Rick Rasmussen is married to fellow Sweet Home graduate Dawn Smith, daughter of Mike and Fonda Wilcox. They have five children: Micah, 18; Courtney, 16; Tiffani, 13; Spencer, 9; and Blaine, 7.

Sally Rasmussen said her son, who has an excavating business in Springfield, was towing a trailer behind his Dodge pickup when the other car tore down the side of the pickup, breaking the rear axle and tearing off the dual wheels, then slammed into the trailer, causing it to flip, which made the truck flip.

The accident happened on old Highway 66, on a straightaway about a mile from the Rasmussens’ small farm.

Though he was wearing a seatbelt, Rasmussen was ejected through the passenger window, injuring his neck, his mother said.

“He was alert through the whole thing, he remembers everything,” Sally Rasmussen said. “He could not move.”

The woman driving the other car walked away, she said.

Rasmussen was airlifted to St. John’s Hospital in Springfield, where his neck fractures were stabilized. He was moved March 1 to Craig Hospital in Denver, a facility that specializes in spinal injuries and once treated actor Christopher Reeves, where he is expected to stay 10 or 12 weeks, his mother said.

“The outlook is that he’ll have some use of his arms and hands,” she said. “Then he’ll return home.”

The Rasmussens live just outside of Springfield. They moved there in 1995 from Lebanon. Rick Rasmussen had worked at Santiam Supply and then at Morton International before their move.

Sally Rasmussen said the accident has taken its toll on the family.

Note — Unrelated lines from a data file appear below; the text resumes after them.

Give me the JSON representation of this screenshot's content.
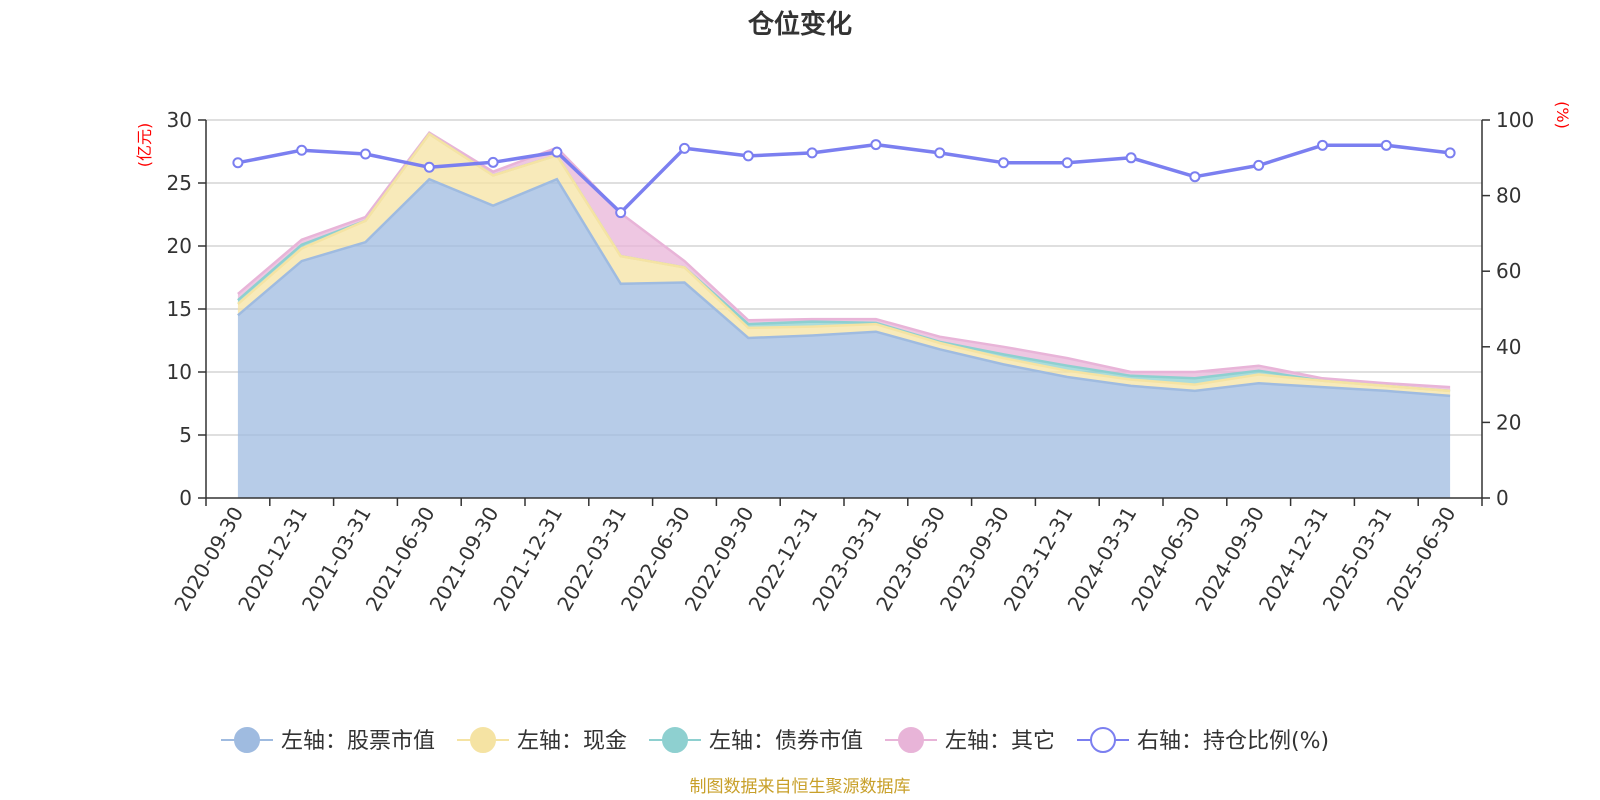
{
  "chart_data": {
    "type": "area",
    "title": "仓位变化",
    "left_axis_unit": "(亿元)",
    "right_axis_unit": "(%)",
    "left_ylim": [
      0,
      30
    ],
    "left_ticks": [
      "0",
      "5",
      "10",
      "15",
      "20",
      "25",
      "30"
    ],
    "right_ylim": [
      0,
      100
    ],
    "right_ticks": [
      "0",
      "20",
      "40",
      "60",
      "80",
      "100"
    ],
    "grid": true,
    "legend_position": "bottom",
    "categories": [
      "2020-09-30",
      "2020-12-31",
      "2021-03-31",
      "2021-06-30",
      "2021-09-30",
      "2021-12-31",
      "2022-03-31",
      "2022-06-30",
      "2022-09-30",
      "2022-12-31",
      "2023-03-31",
      "2023-06-30",
      "2023-09-30",
      "2023-12-31",
      "2024-03-31",
      "2024-06-30",
      "2024-09-30",
      "2024-12-31",
      "2025-03-31",
      "2025-06-30"
    ],
    "stacked_series": [
      {
        "name": "左轴：股票市值",
        "color": "#9fbbe0",
        "values": [
          14.5,
          18.8,
          20.3,
          25.3,
          23.2,
          25.3,
          17.0,
          17.1,
          12.7,
          12.9,
          13.2,
          11.8,
          10.6,
          9.6,
          8.9,
          8.5,
          9.1,
          8.8,
          8.5,
          8.1
        ]
      },
      {
        "name": "左轴：现金",
        "color": "#f5e3a3",
        "values": [
          0.9,
          1.0,
          1.7,
          3.6,
          2.4,
          1.9,
          2.2,
          1.2,
          0.8,
          0.7,
          0.6,
          0.5,
          0.5,
          0.5,
          0.5,
          0.5,
          0.7,
          0.5,
          0.4,
          0.4
        ]
      },
      {
        "name": "左轴：债券市值",
        "color": "#8ed0d0",
        "values": [
          0.3,
          0.3,
          0.0,
          0.0,
          0.0,
          0.0,
          0.0,
          0.0,
          0.3,
          0.4,
          0.1,
          0.1,
          0.3,
          0.4,
          0.3,
          0.5,
          0.3,
          0.0,
          0.0,
          0.0
        ]
      },
      {
        "name": "左轴：其它",
        "color": "#e8b4d8",
        "values": [
          0.5,
          0.4,
          0.3,
          0.1,
          0.3,
          0.6,
          3.4,
          0.5,
          0.3,
          0.2,
          0.3,
          0.4,
          0.6,
          0.6,
          0.3,
          0.5,
          0.4,
          0.2,
          0.2,
          0.3
        ]
      }
    ],
    "line_series": {
      "name": "右轴：持仓比例(%)",
      "color": "#7b7ff0",
      "values": [
        88.7,
        92.0,
        91.0,
        87.5,
        88.8,
        91.5,
        75.5,
        92.5,
        90.5,
        91.3,
        93.5,
        91.3,
        88.7,
        88.7,
        90.0,
        85.0,
        88.0,
        93.3,
        93.3,
        91.3
      ]
    }
  },
  "source_note": "制图数据来自恒生聚源数据库"
}
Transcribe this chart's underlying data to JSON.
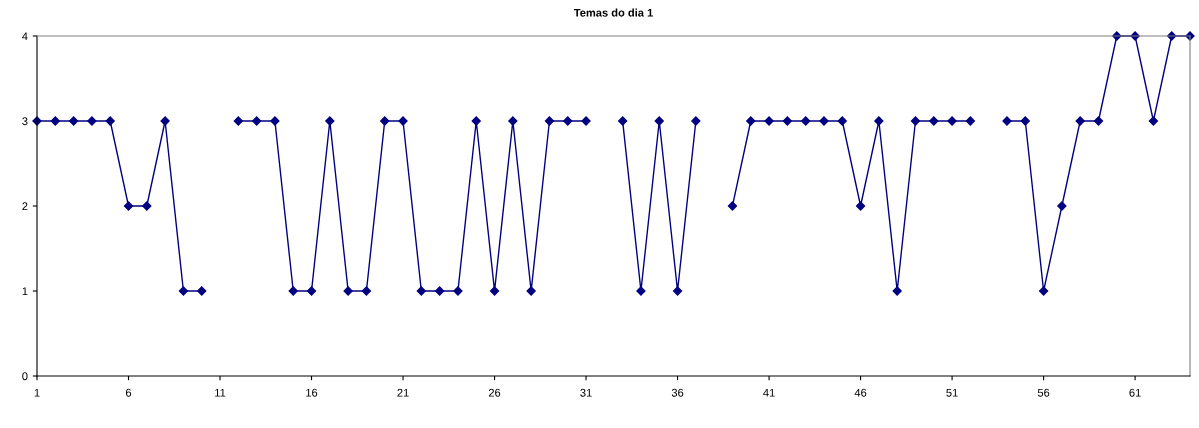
{
  "chart_data": {
    "type": "line",
    "title": "Temas do dia 1",
    "x": [
      1,
      2,
      3,
      4,
      5,
      6,
      7,
      8,
      9,
      10,
      11,
      12,
      13,
      14,
      15,
      16,
      17,
      18,
      19,
      20,
      21,
      22,
      23,
      24,
      25,
      26,
      27,
      28,
      29,
      30,
      31,
      32,
      33,
      34,
      35,
      36,
      37,
      38,
      39,
      40,
      41,
      42,
      43,
      44,
      45,
      46,
      47,
      48,
      49,
      50,
      51,
      52,
      53,
      54,
      55,
      56,
      57,
      58,
      59,
      60,
      61,
      62,
      63,
      64
    ],
    "series": [
      {
        "color": "#000080",
        "values": [
          3,
          3,
          3,
          3,
          3,
          2,
          2,
          3,
          1,
          1,
          null,
          3,
          3,
          3,
          1,
          1,
          3,
          1,
          1,
          3,
          3,
          1,
          1,
          1,
          3,
          1,
          3,
          1,
          3,
          3,
          3,
          null,
          3,
          1,
          3,
          1,
          3,
          null,
          2,
          3,
          3,
          3,
          3,
          3,
          3,
          2,
          3,
          1,
          3,
          3,
          3,
          3,
          null,
          3,
          3,
          1,
          2,
          3,
          3,
          4,
          4,
          3,
          4,
          4
        ]
      }
    ],
    "xlim": [
      1,
      64
    ],
    "xticks": [
      1,
      6,
      11,
      16,
      21,
      26,
      31,
      36,
      41,
      46,
      51,
      56,
      61
    ],
    "ylim": [
      0,
      4
    ],
    "yticks": [
      0,
      1,
      2,
      3,
      4
    ],
    "grid": false,
    "legend": false,
    "marker": "diamond",
    "line_style": "solid"
  }
}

“The kids are not taking it well,” she said. Family members are taking turns watching the children while their parents are in Denver.

She said her husband, Ken, plans to travel back to Missouri next month to build “a handicapped-accessible home” for the family.

Rasmussen also said that medical and living costs are going to be a problem because the other driver had “minimal” insurance “that was gone the first day.”

A fund to assist the family has been set up by the local PTA in Springfield, called the “Rasmussen Fund” at the Bank of Ash Grove, 218 N. Webster Ave., Ash Grove, MO, 65604.